At one of my early farm jobs, we used waste oil to minimize the dust on the gravel driveway. To do this, the boss hoisted a fifty-five-gallon barrel full of black gold in a truck box and laid it on its side with wood boards on either side to keep it from rolling about.
With the top of the drum hanging past the endgate, the bossman instructed me to use his channel lock pliers to open the cap as he wheeled up the driveway.
Dumping black sludge on the earth didn’t feel very responsible, but I followed his orders cause I was a thirteen-year-old kid, and what was I gonna do? Say no to this guy. Are you kidding me?

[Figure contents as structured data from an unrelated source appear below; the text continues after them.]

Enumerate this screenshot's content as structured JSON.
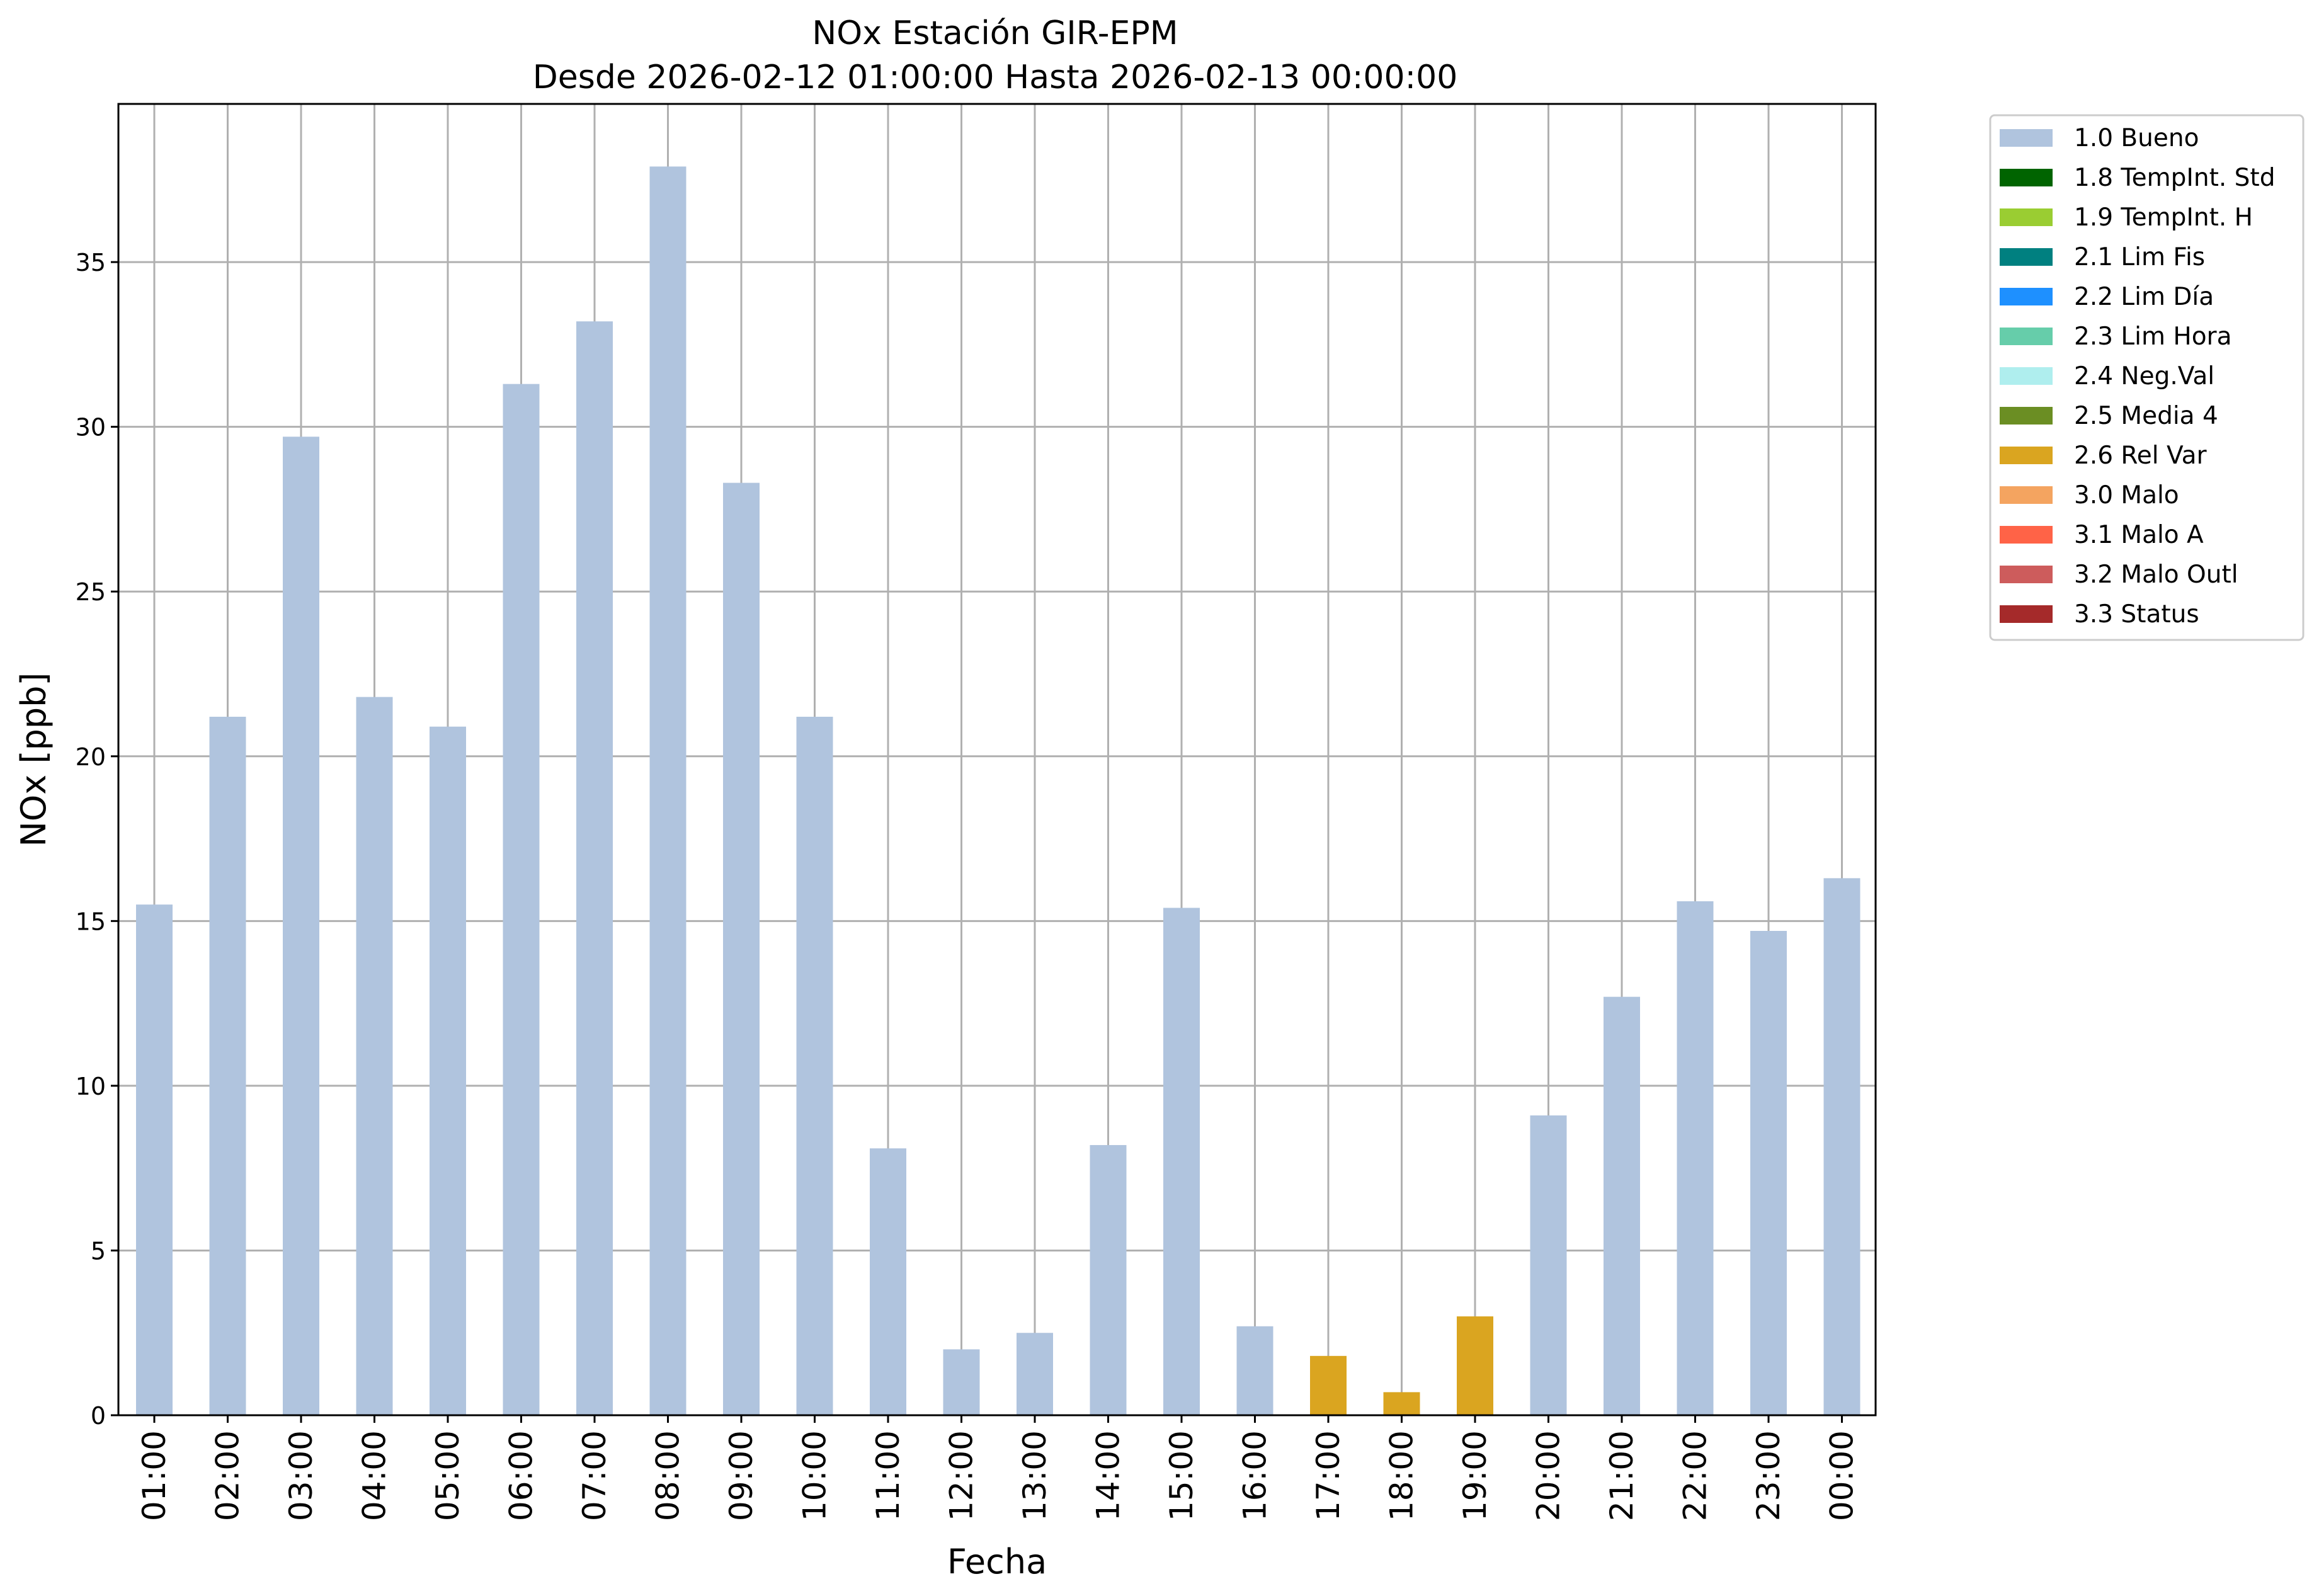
{
  "chart_data": {
    "type": "bar",
    "title": "NOx Estación GIR-EPM",
    "subtitle": "Desde 2026-02-12 01:00:00 Hasta 2026-02-13 00:00:00",
    "xlabel": "Fecha",
    "ylabel": "NOx [ppb]",
    "ylim": [
      0,
      39.8
    ],
    "yticks": [
      0,
      5,
      10,
      15,
      20,
      25,
      30,
      35
    ],
    "grid": true,
    "legend_position": "outside-right",
    "categories": [
      "01:00",
      "02:00",
      "03:00",
      "04:00",
      "05:00",
      "06:00",
      "07:00",
      "08:00",
      "09:00",
      "10:00",
      "11:00",
      "12:00",
      "13:00",
      "14:00",
      "15:00",
      "16:00",
      "17:00",
      "18:00",
      "19:00",
      "20:00",
      "21:00",
      "22:00",
      "23:00",
      "00:00"
    ],
    "values": [
      15.5,
      21.2,
      29.7,
      21.8,
      20.9,
      31.3,
      33.2,
      37.9,
      28.3,
      21.2,
      8.1,
      2.0,
      2.5,
      8.2,
      15.4,
      2.7,
      1.8,
      0.7,
      3.0,
      9.1,
      12.7,
      15.6,
      14.7,
      16.3
    ],
    "flags": [
      "1.0 Bueno",
      "1.0 Bueno",
      "1.0 Bueno",
      "1.0 Bueno",
      "1.0 Bueno",
      "1.0 Bueno",
      "1.0 Bueno",
      "1.0 Bueno",
      "1.0 Bueno",
      "1.0 Bueno",
      "1.0 Bueno",
      "1.0 Bueno",
      "1.0 Bueno",
      "1.0 Bueno",
      "1.0 Bueno",
      "1.0 Bueno",
      "2.6 Rel Var",
      "2.6 Rel Var",
      "2.6 Rel Var",
      "1.0 Bueno",
      "1.0 Bueno",
      "1.0 Bueno",
      "1.0 Bueno",
      "1.0 Bueno"
    ],
    "legend": [
      {
        "name": "1.0 Bueno",
        "color": "#b0c4de"
      },
      {
        "name": "1.8 TempInt. Std",
        "color": "#006400"
      },
      {
        "name": "1.9 TempInt. H",
        "color": "#9acd32"
      },
      {
        "name": "2.1 Lim Fis",
        "color": "#008080"
      },
      {
        "name": "2.2 Lim Día",
        "color": "#1e90ff"
      },
      {
        "name": "2.3 Lim Hora",
        "color": "#66cdaa"
      },
      {
        "name": "2.4 Neg.Val",
        "color": "#afeeee"
      },
      {
        "name": "2.5 Media 4",
        "color": "#6b8e23"
      },
      {
        "name": "2.6 Rel Var",
        "color": "#daa520"
      },
      {
        "name": "3.0 Malo",
        "color": "#f4a460"
      },
      {
        "name": "3.1 Malo A",
        "color": "#ff6347"
      },
      {
        "name": "3.2 Malo Outl",
        "color": "#cd5c5c"
      },
      {
        "name": "3.3 Status",
        "color": "#a52a2a"
      }
    ]
  }
}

He wrote the paychecks, after all.
I’m such a sellout.
I haven’t seen environmental wreckage like that in years, and I imagine there are still a few dudes out there doing this stuff, but boy-oh-boy, if they ever got caught by the EPA, they’d levy fines that’d break Mark Cuban.
Thinking about homemade farm contraptions makes me wonder if we’ll lose this creativity when the innovation generation retires and moves to South Florida, kicking it with the rest of their homies in white tennis shoes and jean shorts.
Many people in my generation struggle with simple tasks. Some, like me, can’t find their way out of a wet paper bag.
Will farm technology and cheap goods strip farmers of their innovative ways?
I used to think it was nonsense to spend rainy days making scrap iron sculptures with Gramps, but my views have changed. A life of tinkering is how they learned to create valuable items like our neighbor’s waste oil furnace.
It’d be a cryin’ shame to see such artistry and craftsmanship disappear from our industry.